Die im Berufungsverfahren vorgelegten Atteste bzw. Arztbriefe haben ein anderes Bild nicht ergeben. Dr. G. hat im Attest vom 26.10.2012 eine erneute stationäre Rehabilitationsbehandlung (ebenfalls) nur für sinnvoll gehalten, was nach dem Gesagten für die Leistungsgewährung nicht genügt. Die Auswirkungen der (im Klinikum P. behandelten) peripheren arteriellen Verschlusskrankheit und die Resektion des Grundgelenks der linken Großzehe hat Dr. B., der den Kläger auch untersucht hat, im MDK-Gutachten vom 18.3.2013 berücksichtigt und schlüssig dargelegt, dass damit die Notwendigkeit einer stationären Rehabilitationsbehandlung nicht zu begründen ist und kurative ambulante Behandlungsmaßnahmen am Wohnort nach wie vor ausreichen; das gilt auch (und gerade) für die geltend gemachten Auswirkungen des metabolischen Syndroms (arterielle Hypertonie und Diabetes) des Klägers.

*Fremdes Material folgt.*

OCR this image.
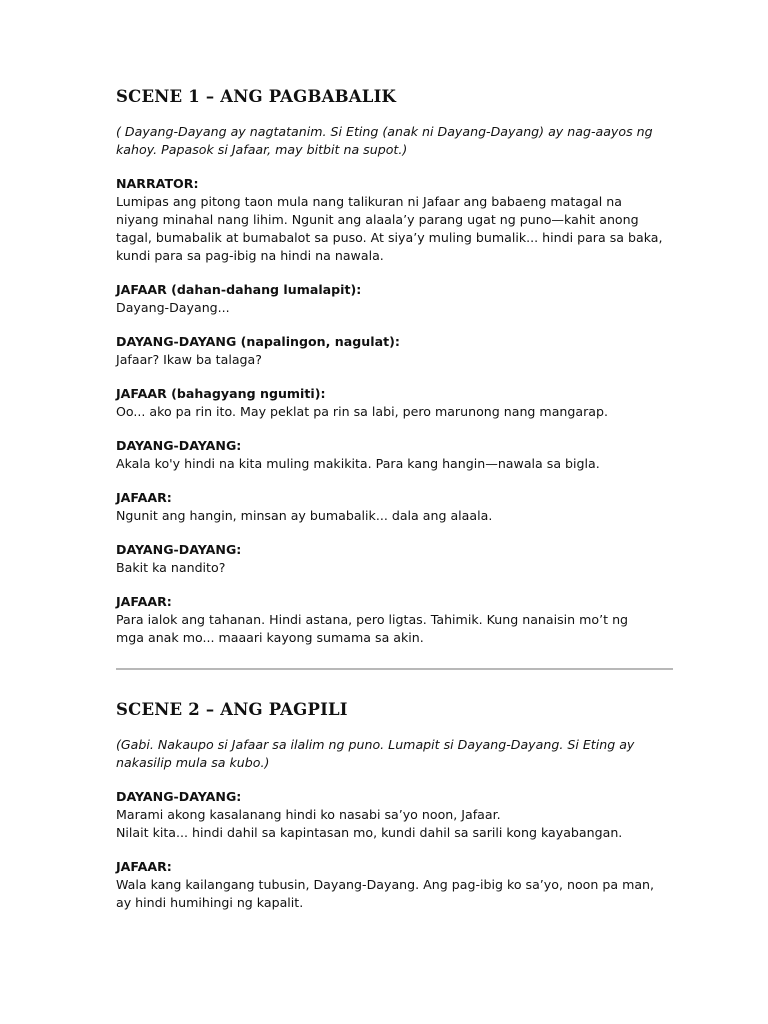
SCENE 1 – ANG PAGBABALIK

( Dayang-Dayang ay nagtatanim. Si Eting (anak ni Dayang-Dayang) ay nag-aayos ng
kahoy. Papasok si Jafaar, may bitbit na supot.)

NARRATOR:

Lumipas ang pitong taon mula nang talikuran ni Jafaar ang babaeng matagal na

niyang minahal nang lihim. Ngunit ang alaala’y parang ugat ng puno—kahit anong

tagal, bumabalik at bumabalot sa puso. At siya’y muling bumalik... hindi para sa baka,

kundi para sa pag-ibig na hindi na nawala.

JAFAAR (dahan-dahang lumalapit):

Dayang-Dayang...

DAYANG-DAYANG (napalingon, nagulat):

Jafaar? Ikaw ba talaga?

JAFAAR (bahagyang ngumiti):

Oo... ako pa rin ito. May peklat pa rin sa labi, pero marunong nang mangarap.

DAYANG-DAYANG:

Akala ko'y hindi na kita muling makikita. Para kang hangin—nawala sa bigla.

JAFAAR:

Ngunit ang hangin, minsan ay bumabalik... dala ang alaala.

DAYANG-DAYANG:

Bakit ka nandito?

JAFAAR:

Para ialok ang tahanan. Hindi astana, pero ligtas. Tahimik. Kung nanaisin mo’t ng

mga anak mo... maaari kayong sumama sa akin.

SCENE 2 – ANG PAGPILI

(Gabi. Nakaupo si Jafaar sa ilalim ng puno. Lumapit si Dayang-Dayang. Si Eting ay
nakasilip mula sa kubo.)

DAYANG-DAYANG:

Marami akong kasalanang hindi ko nasabi sa’yo noon, Jafaar.

Nilait kita... hindi dahil sa kapintasan mo, kundi dahil sa sarili kong kayabangan.

JAFAAR:

Wala kang kailangang tubusin, Dayang-Dayang. Ang pag-ibig ko sa’yo, noon pa man,

ay hindi humihingi ng kapalit.
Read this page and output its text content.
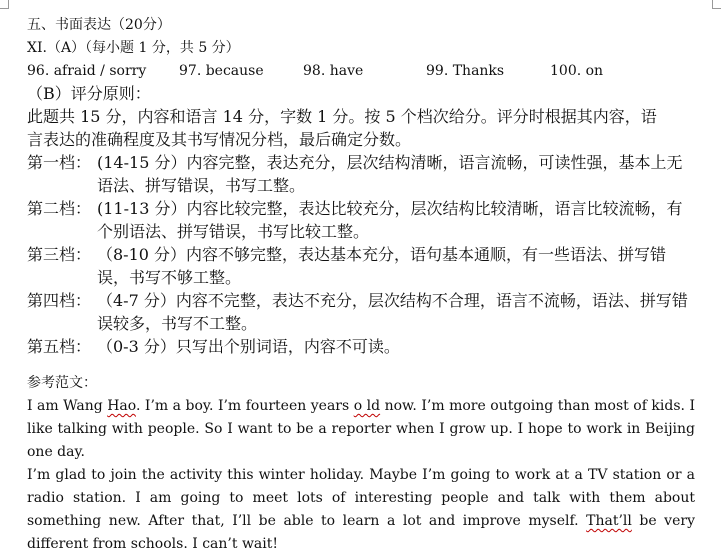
五、书面表达（20分）
XI.（A）（每小题 1 分，共 5 分）
96. afraid / sorry	97. because	98. have	99. Thanks	100. on
（B）评分原则：
此题共 15 分，内容和语言 14 分，字数 1 分。按 5 个档次给分。评分时根据其内容，语
言表达的准确程度及其书写情况分档，最后确定分数。
第一档： (14-15 分）内容完整，表达充分，层次结构清晰，语言流畅，可读性强，基本上无语法、拼写错误，书写工整。
第二档： (11-13 分）内容比较完整，表达比较充分，层次结构比较清晰，语言比较流畅，有个别语法、拼写错误，书写比较工整。
第三档： （8-10 分）内容不够完整，表达基本充分，语句基本通顺，有一些语法、拼写错误，书写不够工整。
第四档： （4-7 分）内容不完整，表达不充分，层次结构不合理，语言不流畅，语法、拼写错误较多，书写不工整。
第五档： （0-3 分）只写出个别词语，内容不可读。
参考范文：
I am Wang Hao. I’m a boy. I’m fourteen years o ld now. I’m more outgoing than most of kids. I like talking with people. So I want to be a reporter when I grow up. I hope to work in Beijing one day.
I’m glad to join the activity this winter holiday. Maybe I’m going to work at a TV station or a radio station. I am going to meet lots of interesting people and talk with them about something new. After that, I’ll be able to learn a lot and improve myself. That’ll be very different from schools. I can’t wait!
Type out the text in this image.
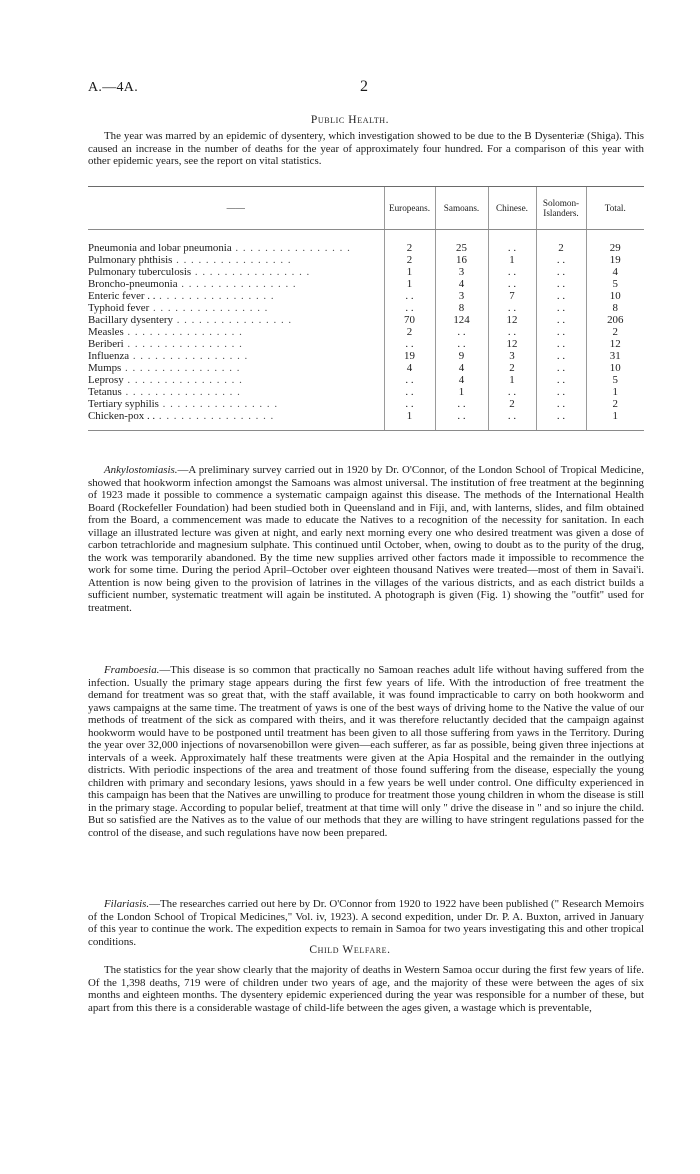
A.—4A.	2
Public Health.

The year was marred by an epidemic of dysentery, which investigation showed to be due to the B Dysenteriæ (Shiga). This caused an increase in the number of deaths for the year of approximately four hundred. For a comparison of this year with other epidemic years, see the report on vital statistics.

——	Europeans.	Samoans.	Chinese.	Solomon-Islanders.	Total.

Pneumonia and lobar pneumonia . . . . . . . . . . . . . . . .	2	25	. .	2	29
Pulmonary phthisis . . . . . . . . . . . . . . . .	2	16	1	. .	19
Pulmonary tuberculosis . . . . . . . . . . . . . . . .	1	3	. .	. .	4
Broncho-pneumonia . . . . . . . . . . . . . . . .	1	4	. .	. .	5
Enteric fever . . . . . . . . . . . . . . . . . .	. .	3	7	. .	10
Typhoid fever . . . . . . . . . . . . . . . .	. .	8	. .	. .	8
Bacillary dysentery . . . . . . . . . . . . . . . .	70	124	12	. .	206
Measles . . . . . . . . . . . . . . . .	2	. .	. .	. .	2
Beriberi . . . . . . . . . . . . . . . .	. .	. .	12	. .	12
Influenza . . . . . . . . . . . . . . . .	19	9	3	. .	31
Mumps . . . . . . . . . . . . . . . .	4	4	2	. .	10
Leprosy . . . . . . . . . . . . . . . .	. .	4	1	. .	5
Tetanus . . . . . . . . . . . . . . . .	. .	1	. .	. .	1
Tertiary syphilis . . . . . . . . . . . . . . . .	. .	. .	2	. .	2
Chicken-pox . . . . . . . . . . . . . . . . . .	1	. .	. .	. .	1

Ankylostomiasis.—A preliminary survey carried out in 1920 by Dr. O'Connor, of the London School of Tropical Medicine, showed that hookworm infection amongst the Samoans was almost universal. The institution of free treatment at the beginning of 1923 made it possible to commence a systematic campaign against this disease. The methods of the International Health Board (Rockefeller Foundation) had been studied both in Queensland and in Fiji, and, with lanterns, slides, and film obtained from the Board, a commencement was made to educate the Natives to a recognition of the necessity for sanitation. In each village an illustrated lecture was given at night, and early next morning every one who desired treatment was given a dose of carbon tetrachloride and magnesium sulphate. This continued until October, when, owing to doubt as to the purity of the drug, the work was temporarily abandoned. By the time new supplies arrived other factors made it impossible to recommence the work for some time. During the period April–October over eighteen thousand Natives were treated—most of them in Savai'i. Attention is now being given to the provision of latrines in the villages of the various districts, and as each district builds a sufficient number, systematic treatment will again be instituted. A photograph is given (Fig. 1) showing the "outfit" used for treatment.

Framboesia.—This disease is so common that practically no Samoan reaches adult life without having suffered from the infection. Usually the primary stage appears during the first few years of life. With the introduction of free treatment the demand for treatment was so great that, with the staff available, it was found impracticable to carry on both hookworm and yaws campaigns at the same time. The treatment of yaws is one of the best ways of driving home to the Native the value of our methods of treatment of the sick as compared with theirs, and it was therefore reluctantly decided that the campaign against hookworm would have to be postponed until treatment has been given to all those suffering from yaws in the Territory. During the year over 32,000 injections of novarsenobillon were given—each sufferer, as far as possible, being given three injections at intervals of a week. Approximately half these treatments were given at the Apia Hospital and the remainder in the outlying districts. With periodic inspections of the area and treatment of those found suffering from the disease, especially the young children with primary and secondary lesions, yaws should in a few years be well under control. One difficulty experienced in this campaign has been that the Natives are unwilling to produce for treatment those young children in whom the disease is still in the primary stage. According to popular belief, treatment at that time will only " drive the disease in " and so injure the child. But so satisfied are the Natives as to the value of our methods that they are willing to have stringent regulations passed for the control of the disease, and such regulations have now been prepared.

Filariasis.—The researches carried out here by Dr. O'Connor from 1920 to 1922 have been published (" Research Memoirs of the London School of Tropical Medicines," Vol. iv, 1923). A second expedition, under Dr. P. A. Buxton, arrived in January of this year to continue the work. The expedition expects to remain in Samoa for two years investigating this and other tropical conditions.

Child Welfare.

The statistics for the year show clearly that the majority of deaths in Western Samoa occur during the first few years of life. Of the 1,398 deaths, 719 were of children under two years of age, and the majority of these were between the ages of six months and eighteen months. The dysentery epidemic experienced during the year was responsible for a number of these, but apart from this there is a considerable wastage of child-life between the ages given, a wastage which is preventable,
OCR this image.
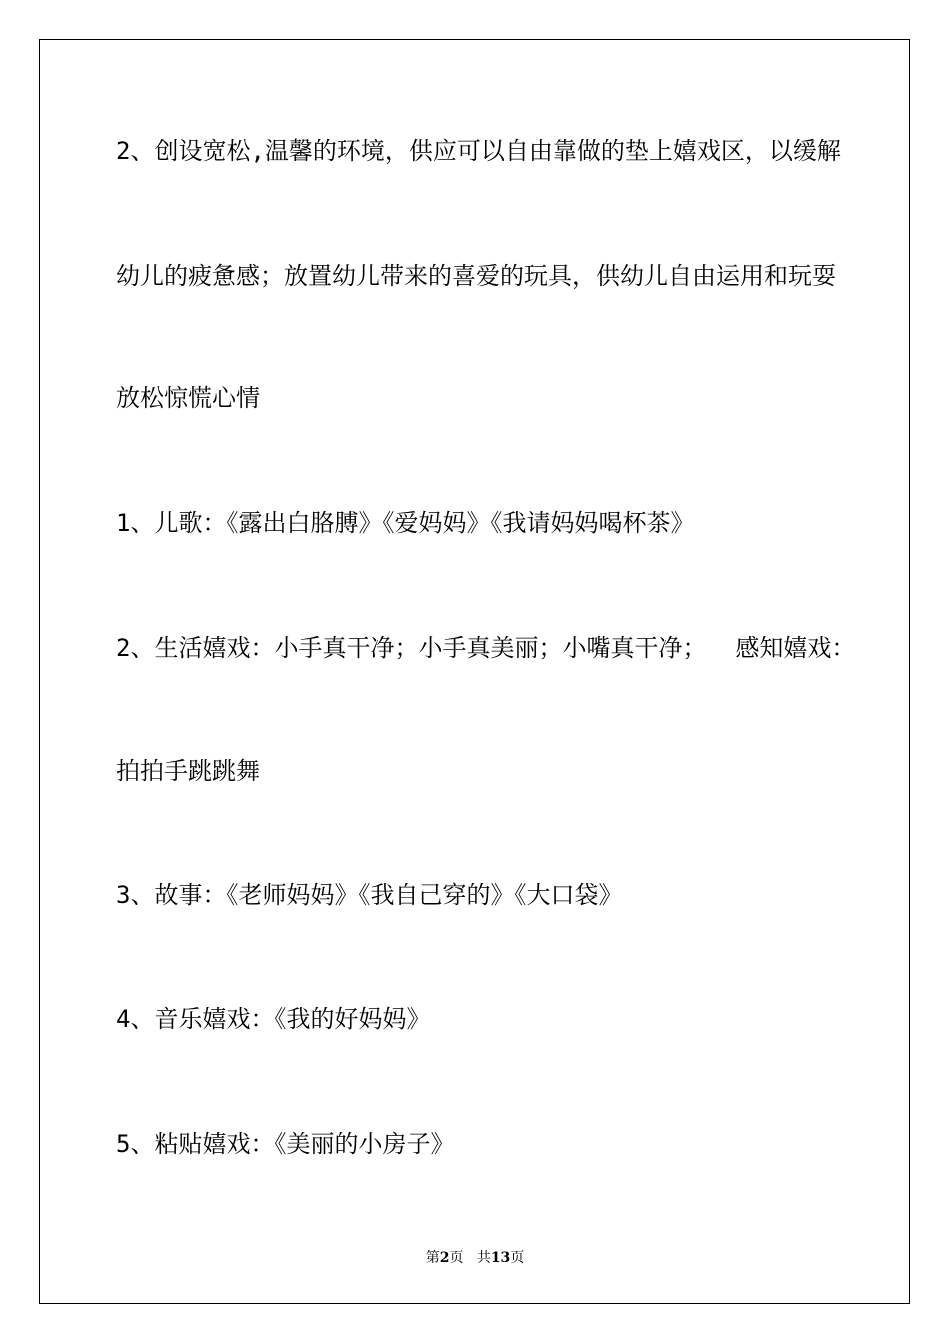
2、创设宽松,温馨的环境，供应可以自由靠做的垫上嬉戏区，以缓解
幼儿的疲惫感；放置幼儿带来的喜爱的玩具，供幼儿自由运用和玩耍
放松惊慌心情
1、儿歌：《露出白胳膊》《爱妈妈》《我请妈妈喝杯茶》
2、生活嬉戏：小手真干净；小手真美丽；小嘴真干净；  感知嬉戏：
拍拍手跳跳舞
3、故事：《老师妈妈》《我自己穿的》《大口袋》
4、音乐嬉戏：《我的好妈妈》
5、粘贴嬉戏：《美丽的小房子》
第2页 共13页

Weitere Ermittlungen, insbesondere die Erhebung von Gutachten, drängen sich dem Senat angesichts der vorliegenden Arztberichte und MDK-Stellungnahmen/Gutachten nicht auf.

Das Sozialgericht hat die Klage zu Recht abgewiesen, weshalb die Berufung des Klägers erfolglos bleiben muss. Hierauf und auf § 193 SGG beruht die Kostenentscheidung.

Gründe für die Zulassung der Revision bestehen nicht (§ 160 Abs. 2 SGG).